Hungry For God

Tuesday, February 27, 2007

Having One of Those Days...

I am really struggling with being in Falls City today...I am tired of not having friends my age here...okay, I have one...I'm tired of the cold weather. I am tired of looking at all of the tacky yard crap - fake deer, dogs, fake flowers, etc...and I'm tired of meeting hopeless people, who don't want to change, people who just got out of jail or who are going to jail...lots of people here have experience with jail.

If I want to recycle, I have haul it all to a city an hour away...there's not even a movie theater here anymore. There used to be one that showed one movie at a time (maybe 2?) but they closed it down, and now all of the windows have been broken out. There is sits. Shattered glass still on the ground...only one window boarded up...the other left open for the meth addicts.

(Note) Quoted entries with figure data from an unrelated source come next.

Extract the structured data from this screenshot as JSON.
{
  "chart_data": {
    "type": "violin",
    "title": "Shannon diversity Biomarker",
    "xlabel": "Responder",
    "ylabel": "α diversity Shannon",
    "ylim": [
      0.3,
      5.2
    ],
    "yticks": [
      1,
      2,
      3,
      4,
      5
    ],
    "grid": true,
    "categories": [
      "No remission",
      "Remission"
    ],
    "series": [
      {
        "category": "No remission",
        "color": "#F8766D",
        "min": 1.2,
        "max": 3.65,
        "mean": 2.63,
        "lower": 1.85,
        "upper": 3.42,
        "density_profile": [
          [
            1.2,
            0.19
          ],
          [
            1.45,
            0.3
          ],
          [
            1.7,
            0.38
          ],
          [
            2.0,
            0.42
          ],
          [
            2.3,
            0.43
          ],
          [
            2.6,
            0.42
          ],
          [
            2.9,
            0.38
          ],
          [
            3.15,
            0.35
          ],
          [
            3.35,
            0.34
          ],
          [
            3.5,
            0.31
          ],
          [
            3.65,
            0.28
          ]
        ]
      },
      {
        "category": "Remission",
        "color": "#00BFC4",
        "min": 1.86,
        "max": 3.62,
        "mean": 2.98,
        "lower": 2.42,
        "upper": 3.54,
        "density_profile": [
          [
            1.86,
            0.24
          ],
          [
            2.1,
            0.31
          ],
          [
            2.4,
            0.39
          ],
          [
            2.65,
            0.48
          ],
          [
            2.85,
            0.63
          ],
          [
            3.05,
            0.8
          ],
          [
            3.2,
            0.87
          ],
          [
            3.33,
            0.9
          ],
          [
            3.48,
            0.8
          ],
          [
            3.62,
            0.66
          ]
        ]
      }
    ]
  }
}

I'm tired of feeling alone, of not having anyone who can watch my child if I have to go to the doctor or even if I just want a break. I really need one right now. I am tired of not having a nice big grocery store that sells organic food, or ethnic food, and I'm tired of not having a coffee shop. I'm tired of having to drive an hour away if I need a new pair of jeans or if I want to buy groceries...or if I want to see a person who is not white. I am longing for a change of circumstances...which is not likely to happen.

I know that God wants to change me and not my circumstances...I know that He should be sufficient for me...right now....but COME ON!! Sometimes I have to ask Him why there are even places like this? I wonder what He feels when He looks down on this little town...heartbreak? I know why I am here...and I know that it is to do His work, but it is really hard to keep hoping when no one around you thinks there is anything to hope for. Only God can do that. I can't.

I feel like compassion is slowly leaking out of me...and I know just where to turn. The problem is, today I want to wallow in this shithole. I don't want to go to my Father, because somehow I feel like if I stay here, maybe He will have to come here too...and see all of this...and come with power and might and change things drastically.

2 Comments:

  • At 5:37 PM, Blogger Jack The Tech Boy said…

    Hang in there sister!

    Tank you for being so open and honest. My heart aches for you...and you know if mine does, then God's does a million times more!

    I'll be praying for times of refreshing.

     
  • At 4:04 AM, Anonymous Anonymous said…

    Kari,

    I understand soooooooooo totally where you are, and the ache in your heart to connect with other like-minded individuals, to be in a place that is teeming with life, rather than 'not-life.' My guess is that He is doing a deep, deep, deep-rooted work in you that you won't even comprehend till years down the road. Like Abraham, sent to a land that was foreign, away from all of his family and everything familiar. And like Esther, selected to be married to a wicked king for the sake of God's people. And like Jesus. Hmmmmm . . . .

    And just as a side benefit, He IS doing something in others there that you may never see or know of till you glance back from the other side. . .

    No doubt, He is answering your prayers. There is something significant that He does when He pulls us out of circulation. I know all this jargon doesn't help you to feel better in the moment, but I hope it encourages you about your life, and the hope for your future. I expect that one day you will look back on this time and see it for what it really is.

    Until then, I will continue to pray for you.